In the simplest terms, a VA (or Veteran Affairs) loan is a conventional mortgage backed by the VA’s loan program. What this means is that if for whatever reason, you default on your loan and the house goes into foreclosure, the VA will pay up to 25 percent of the loan. Having a VA-backed loan guarantees your lender that if you cannot pay for your home, the VA will pay the lender, making you a candidate for better rates. VA loans allow you to buy a home with zero down payment and usually do not require you to get private mortgage insurance, which means those who qualify can afford more house than they would with a conventional bank loan. So, here we will talk about eligibility and the home buying process associated with a VA loan.
Veterans Affairs loans are available to eligible active duty, retired military service members, reserve or national guard members, and their spouses. These main groups, and a few select others, can get a CoE (or Certificate of Eligibility) as long as they have not been dishonorably discharged and meet the requirements placed on that group. The specific requirements are below:

  • Current active-duty members of the United States military, active for at least 90 continuous days before they can use the benefits of a VA loan.
  • Retired military service members have specific requirements that pertain to different periods of time, which you can check on the VA website, but most require 90 to 181 days or the entire term of service.
  • Selected Reserve and National Guard members need six years of creditable service, and one of the following must be true: discharged honorably, placed on the retired list, transferred to the Standby Reserve or an element of the Ready Reserve other than the Selected Reserve after honorable service characterized, or continue to serve in the Selected Reserve.
  • A surviving spouse of a Veteran or a spouse of a Veteran who is missing in action or held as a prisoner of war may be eligible and should check the VA website.

The beginning of the home buying process will continue similarly to that of a conventional loan. First, you will want to get your finances together and get a preapproved letter from multiple lenders. It is important to shop around to several banks and lenders because the interest rates you will receive from them will vary based on the institution you are talking to and your current financial situation. You will be in a better position because of your VA loan in these situations; the guarantee of payment in the event of default is important to a lender. The limit placed on your loan is contingent on finances, but the fact that you have the CoE from the VA means that you can afford more home. Next, you pick the best offer and start looking.
What is a VA Loan, and Who Can Apply for One?
This is where some of the VA loan-specific conditions come into play. The first, and most discussed, is the funding fee. While there are specific ways to be exempt from the funding fee, as the VA says on its website; “If you’re using a VA home loan to buy, build, improve, or repair a home or to refinance a mortgage, you’ll need to pay the VA funding fee unless you meet certain requirements.” This fee is a one-time payment the borrower pays on the loan to the VA. The funding fee is a percentage of your loan determined by two criteria: whether it is your first time using a VA loan and how much of a down payment you are providing.
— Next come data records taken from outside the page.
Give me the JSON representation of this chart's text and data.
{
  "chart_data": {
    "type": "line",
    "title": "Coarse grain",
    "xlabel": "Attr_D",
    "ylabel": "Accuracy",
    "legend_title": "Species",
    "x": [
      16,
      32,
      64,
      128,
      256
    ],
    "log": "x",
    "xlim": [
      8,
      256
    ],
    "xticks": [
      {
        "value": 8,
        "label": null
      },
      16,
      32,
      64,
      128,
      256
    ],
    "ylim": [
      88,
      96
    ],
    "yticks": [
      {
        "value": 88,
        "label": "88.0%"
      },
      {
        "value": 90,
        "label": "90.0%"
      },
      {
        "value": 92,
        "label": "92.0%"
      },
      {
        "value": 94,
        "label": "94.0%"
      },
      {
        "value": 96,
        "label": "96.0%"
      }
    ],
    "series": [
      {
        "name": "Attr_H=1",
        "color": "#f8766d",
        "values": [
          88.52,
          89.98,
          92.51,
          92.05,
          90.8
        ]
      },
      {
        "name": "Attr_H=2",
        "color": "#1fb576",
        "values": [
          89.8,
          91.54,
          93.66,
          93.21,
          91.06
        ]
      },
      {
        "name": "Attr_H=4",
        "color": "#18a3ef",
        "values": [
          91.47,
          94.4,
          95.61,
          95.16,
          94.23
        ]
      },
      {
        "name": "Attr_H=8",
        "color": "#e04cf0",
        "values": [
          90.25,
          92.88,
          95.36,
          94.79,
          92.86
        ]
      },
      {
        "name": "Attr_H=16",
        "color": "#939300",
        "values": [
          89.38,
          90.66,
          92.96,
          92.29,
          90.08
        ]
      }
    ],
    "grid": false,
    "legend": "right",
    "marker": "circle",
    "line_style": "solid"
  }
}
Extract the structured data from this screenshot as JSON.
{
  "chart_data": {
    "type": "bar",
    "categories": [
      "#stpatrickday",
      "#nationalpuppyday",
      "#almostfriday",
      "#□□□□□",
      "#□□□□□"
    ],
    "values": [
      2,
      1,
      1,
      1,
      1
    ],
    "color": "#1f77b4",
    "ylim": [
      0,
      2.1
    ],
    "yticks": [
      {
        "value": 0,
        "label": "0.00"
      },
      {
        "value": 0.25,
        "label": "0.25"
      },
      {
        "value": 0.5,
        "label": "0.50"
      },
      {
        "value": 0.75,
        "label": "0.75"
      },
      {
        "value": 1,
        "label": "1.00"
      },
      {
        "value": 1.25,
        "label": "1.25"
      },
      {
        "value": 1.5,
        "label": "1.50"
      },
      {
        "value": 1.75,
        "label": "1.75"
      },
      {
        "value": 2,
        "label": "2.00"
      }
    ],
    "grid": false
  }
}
There is a chart, here, on the VA website that breaks this down, but let’s look at an example.

  • Your loan is 400,000 dollars, you have 25,000 dollars to put down, and this your first time using a VA loan. So, your down payment is 6.25 percent of the loan, which means you will pay 1.65 percent of the remaining loan amount to the VA, or $6,187.50.

This is very simple to figure out, but remember that the higher down payment you provide, the lower the funding fee will be, not only because it is based on the remaining loan but because the percentage goes down as well. The fee can either be paid at closing or financed by adding it to the loan and paying it off over time.
The only other consideration is that the VA will need to appraise the home to make sure it meets basic property conditions and the value of the home. This appraisal is used to make sure that the home is worth its selling price. If it doesn’t, you will need to have the real estate agent prove it is worth more than the appraisal, renegotiate the sales price to make it match, or pay the difference at closing. Even with these requirements, a VA loan is a great option for veterans on their journey to owning a home!